2018年度のDPC暫定調整係数廃止に向けて、機能評価係数の新項目を検討していく―日病協

2016.7.22.(金)

 今後、新たな機能評価係数IIの項目設定(新指数・係数)などを検討していきたい―。

 日本病院団体協議会(日本病院会や全日本病院協会、全国公私病院連名など13の病院団体で構成される)の原澤茂副議長は、22日の記者会見でこのような考えを示しました(関連記事はこちら)。

7月22日の定例記者会見に臨んだ、日本病院団体協議会の原澤茂副議長

7月22日の定例記者会見に臨んだ、日本病院団体協議会の原澤茂副議長

現場からは「救急を担う病院が減益になっている」との指摘が少なくない

 2018年度の次期診療報酬改定において、DPCの暫定調整係数がすべて基礎係数と機能評価係数IIに置き換えられます。DPC制度では、調整係数を段階的に廃止し、基礎係数や機能評価係数IIに置き換えていくことになっています。現在、調整係数の75%について置き換えが済んでおり、2018年度の次期改定で置き換えが完了する予定なのです。

 しかし、この置き換えによって一部の病院では収益に大きな変動が生じてしまうことから、厚生労働省は激変緩和措置(改定前の診療報酬収入がプラスマイナス2%を超えて変動しないように調整する)を設けています。しかし、調整係数の廃止をした場合、激変緩和措置財源がなくなるため(激変緩和措置は調整係数財源の中で行われる)、どのように対応すべきかが課題の1つになっています(関連記事はこちら)。

 このため今回の2016年度改定では、機能評価係数IIの中に「重症度指数」を新設。

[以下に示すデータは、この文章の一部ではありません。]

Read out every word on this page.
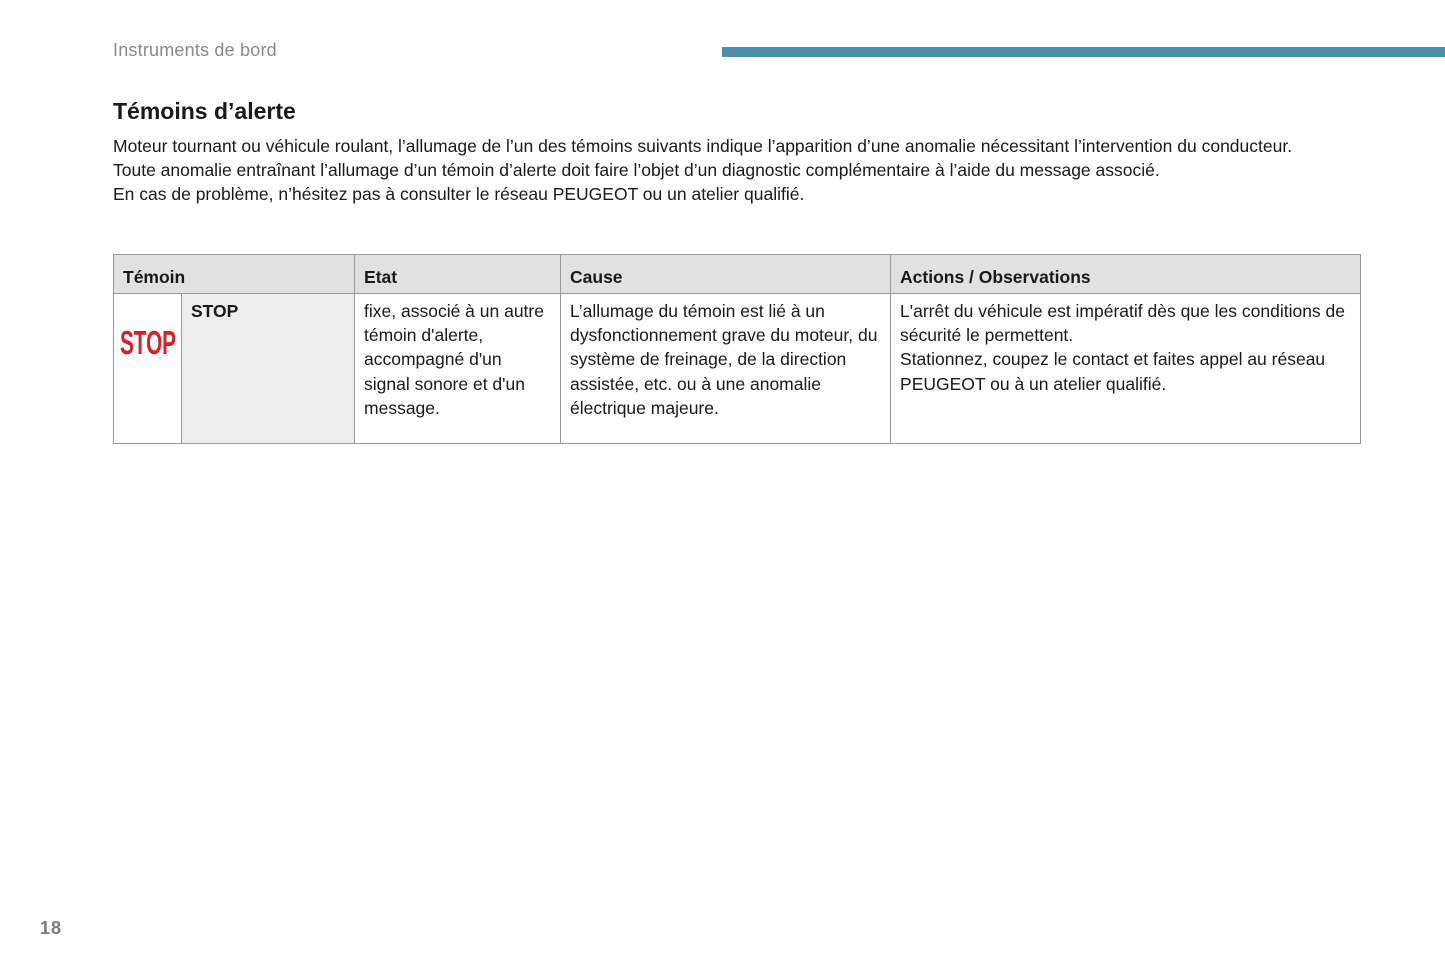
Instruments de bord
Témoins d’alerte

Moteur tournant ou véhicule roulant, l’allumage de l’un des témoins suivants indique l’apparition d’une anomalie nécessitant l’intervention du conducteur.

Toute anomalie entraînant l’allumage d’un témoin d’alerte doit faire l’objet d’un diagnostic complémentaire à l’aide du message associé.

En cas de problème, n’hésitez pas à consulter le réseau PEUGEOT ou un atelier qualifié.

Témoin		Etat	Cause	Actions / Observations

STOP	STOP	fixe, associé à un autre témoin d'alerte, accompagné d'un signal sonore et d'un message.	L’allumage du témoin est lié à un dysfonctionnement grave du moteur, du système de freinage, de la direction assistée, etc. ou à une anomalie électrique majeure.	L'arrêt du véhicule est impératif dès que les conditions de sécurité le permettent.
Stationnez, coupez le contact et faites appel au réseau PEUGEOT ou à un atelier qualifié.
18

これは、DPC点数と出来高との差を評価するもので、いわば「DPC点数の中で評価しきれていない、高コストの重症患者をより多く受け入れている病院」を評価するものとされ、が新たな激変緩和措置の1手法に位置づけられています。

 この点について日病協の中では、「救急医療を担っているが減益となっている」という指摘があるといいます。重症度指数と救急医療指数(これも、資源投入量の多い救急患者を多く受け入れている病院を評価するもの)が十分に機能していない可能性があることから、四病院団体協議会(日病、全日病、日本医療法人協会、日本精神科病院協会)の中で、重症度指数と救急医療指数の相関関係などを調査・分析していく方針です。

 また原澤副議長は、調整係数が廃止された場合の対応として、「新しい機能評価係数IIの項目を見つける」「新項目が見つからない場合には、現在の25%分の暫定調整係数を基礎係数に割り振る」ことなどを検討していく方針が固まったことも紹介しました。

高度急性期などの機能ごとの「基準病床数」設定は時期尚早

 現在、医療保険改革や医療提供体制改革の議論も進んでいます。膨張し続ける医療費の伸びをどのように適正化していくかが最大の課題であり、医療保険の側面では「高齢者医療制度改革」(関連記事はこちら)、医療提供体制の側面では「病院・病床の機能分化」や「地域包括ケアシステムの構築」が急務となっています。

 この点について日病協の神野正博議長は、高齢者医療の本質的な課題は「トリアージ機能」にあることを強調しました。総務省消防庁の調べでは、「軽度・中等程度の高齢者の救急搬送が増加している」ことが明らかになっており、これらのトリアージは現在2次救急病院が担っていますが、神野義町は「将来的にはかかりつけ医にもトリアージ機能を担ってもらうことが必要であろう」と見通します。まず身近なかかりつけ医を受診してもらい、そこから適切な機能の医療機関に紹介するという流れの構築が待たれます。

7月22日の定例記者会見に臨んだ、日本病院団体協議会の神野正博議長

7月22日の定例記者会見に臨んだ、日本病院団体協議会の神野正博議長

 

 ところで2018年度から新たな医療計画がスタートします。医療計画には、地域に必要な病床数である「基準病床数」を記載します。

 一方、各都道府県で策定が進んでいる地域医療構想能では、高度急性期、急性期、回復期、慢性期の機能ごとに「必要病床数」を設定することになっています。

 すると「基準病床数」と「必要病床数」の2つの数字が存在することになりますが、神野議論は「基準病床数を機能ごとに設定することは時期尚早である」と強調し、当面は、2本立て(ダブルスタンダード)を容認していく考えも示しています(関連記事はこちら)。

 また15日に開かれた「医療計画の見直し等に関する検討会」では、CT・MRIの配置に関する議論が行われましたが、神野議長は「CT・MRIにキャップ(地域における設置台数の上限)を設定することには強く反対していく」考えも強調しました(関連記事はこちら)。

 

 なお注目される新専門医制度については、「学会側と病院側の思いを情報共有し、学会と病院がwin-winの関係をつくる」ことが重要であると指摘。さらに「一部の病院でしか専門医の更新ができないことになってはいけない」「初期臨床研修を終えた医師がすべて専門医研修を受けなければならないわけではない。専門医以外の道もあるべき」との見解も披露しました(関連記事はこちら)。